First, let’s break down SNARKs:

Although the math underpinning the ZK-SNARK algorithm is outside the scope of this article, we can explore how ZK-SNARKs work in greater depth. A ZK-SNARK consists of three key algorithms:

1. The key generator is a program that takes a secret parameter as an input to generate two public keys. A proving key and a verification key which only need to be generated once for a given program.
2. The prover uses 3 inputs to generate a proof: The proving key, a public input, and the private input (witness).
3. The verifier uses 3 inputs to verify if the proof is correct: The verification key, the public input and the proof generated from the prover. This is a boolean function that returns true if the prover knows the private input which satisfies the program.

Importantly, anyone who knows the secret parameter used to run the generator can generate fake proofs that evaluate to true without knowing the private input. This is why running the generator requires a very secure process in order to ensure the integrity of the proofs.

Although ZK-SNARKs have made significant headway to being well-established and adopted, ZK-STARKs are regarded as the new and improved version to generate zero-knowledge proofs.

The main difference between the ZK-STARK and ZK-SNARK protocols is that ZK-STARK does not require a trusted key set up and instead relies on publicly verifiable randomness via hash functions rather than elliptical curves.
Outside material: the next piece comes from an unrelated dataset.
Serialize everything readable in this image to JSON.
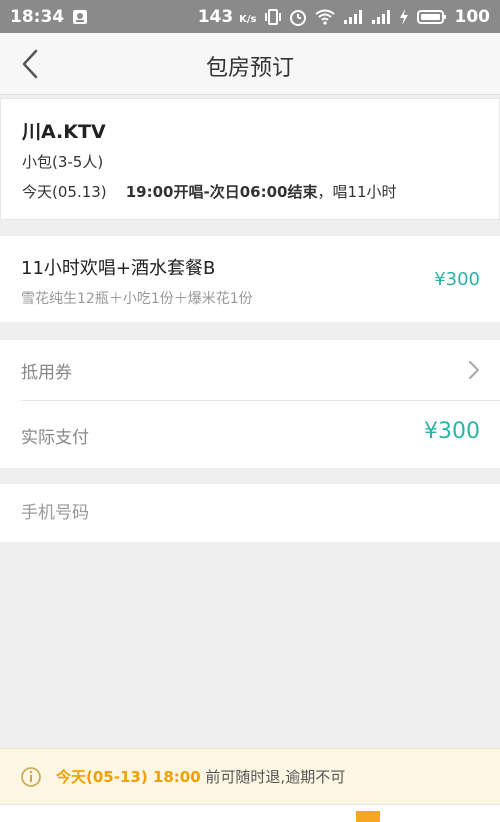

This means that ZK-STARKS do not need a trusted entity to generate keys and is more cryptographically secure than ZK-SNARKs.

Zero-knowledge proofs can be implemented into a rollup architecture to improve upon existing scaling technologies. For every rollup block, a state transition zero-knowledge proof is generated and verified by the mainchain contract. This proof includes the proof of validity for every transaction in the rollup block which the verifier contract is able to confirm when it runs the proof. This ensures that data is always available even if verifiers stop cooperating and there is no need for third-party monitors to prevent fraud.

High-Level Comparison

Optimistic and ZK Rollups each have their own advantages and will likely be used in concert to scale Ethereum in the medium term. Although both optimistic and ZK rollups are constantly innovating on their design and infrastructure to improve their existing limitations, it is generally accepted that ZK Rollups are a more sophisticated technology that will reach wider adoption once fully developed. ZK Rollups have the following advantages over optimistic rollups:

• ZK Rollups achieve finality much quicker… minutes rather than hours
• ZK Rollups leverage built-in privacy by default
• ZK Rollups have a higher throughput than Optimistic Rollups
• No need for third party monitors to prevent fraud

Currently, ZK Rollups need more research to implement general-purpose smart contracts and support composability. ZK-Sync has shipped the “zkEVM” on test net which shows the progress teams have made in efficiently wrapping the EVM in zero-knowledge proofs. Since Optimism can already support general purpose smart contracts, it will allow Ethereum to scale while ZK rollups are being developed. It will also allow for applications that only become feasible through the higher throughput available on rollups to scale more meaningfully before being ported to ZK rollups.

Conclusion

Rollup technology is expected to play a key role in scaling Ethereum and preparing it to handle mass adoption. Sharding combined with rollups could achieve scale that handles higher levels of throughput than traditional payment networks such as Visa or Mastercard. This could be the missing piece to solving the blockchain trilemma and simultaneously achieving scalability, decentralization, and security. Despite their promise, rollups are still being developed and will encounter many roadblocks before being fully realized. Optimistic and ZK rollups will likely both have a place in Ethereum’s future as each is better suited for handling certain types of transactions. Regardless, It will be exciting to view the progression of rollups and how it tracks against Ethereum’s broader scaling roadmap.